The break allowed the boys to re-group and re-organise. The boss delivered an impassioned plea for the team to remain focused, to play with cool heads, to leave the whingeing, moaning and diving to Hibs, and concentrate on playing football.

 

The second half started with Parling now on the left and Higgins in his usual sweeping role. It took only 10 seconds before the boss was involved in an ugly off the ball incident. His own half time words long forgotten.

 

The game duly opened up as Norwich pressed for the equalizer. Norwich created two good second half chances, one falling to Davies, whose shot went well wide. Davies claimed later that the cross, following Slater's good work down the right, took a bobble. The second chance came from a pin point cross from Boucher landing on Danno's head Danno put the header just wide.

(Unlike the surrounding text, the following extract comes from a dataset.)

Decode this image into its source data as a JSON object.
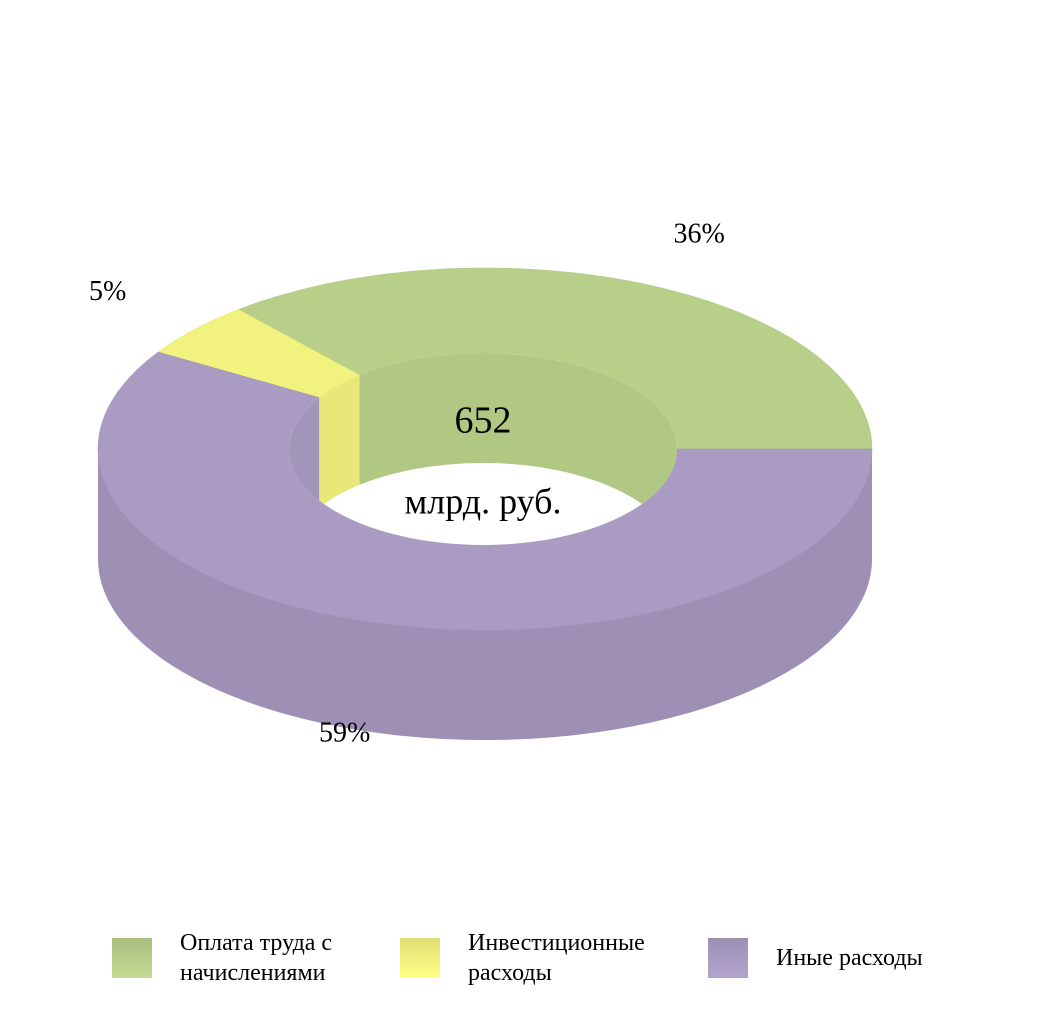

The make shift centre forward at this stage was inexplicably carrying Bennett's unwashed left sock wrapped around his big thumb. Some were questioning whether Bennett's absence and the wrapped big thumb were in fact linked?!

 

After a number of Hibernian break away chances, the final minute saw a free kick awarded to Norwich 35 yards out. A floated ball from Slater saw Boucher make a well timed run from deep to find himself in the clear with only the keeper to beat. The level of technical skill required to bury the ball as it came over his left shoulder, swirling in the wind, with a notorious sex addict bearing down on him was all too much, and the ball went just wide. Game over, and Norwich's dream died.

 

The post mortem ensued in the bar. No blame was apportioned (apart from the holidaying Utting). Even the referee was absolved, as he is used to refereeing at a much higher level, where apparently in-direct free kicks in the box are more often given.

 

On a more positive note, Seech presented the boss with enough dodgy sports-ware for a week in Liverpool , for the 151 games Andy has played for the club. Andy was over-heard mumbling that next year will be Norwich's year for both the league and cup. Andy -  make mine a double. Oh and by the way, Andy had a baby.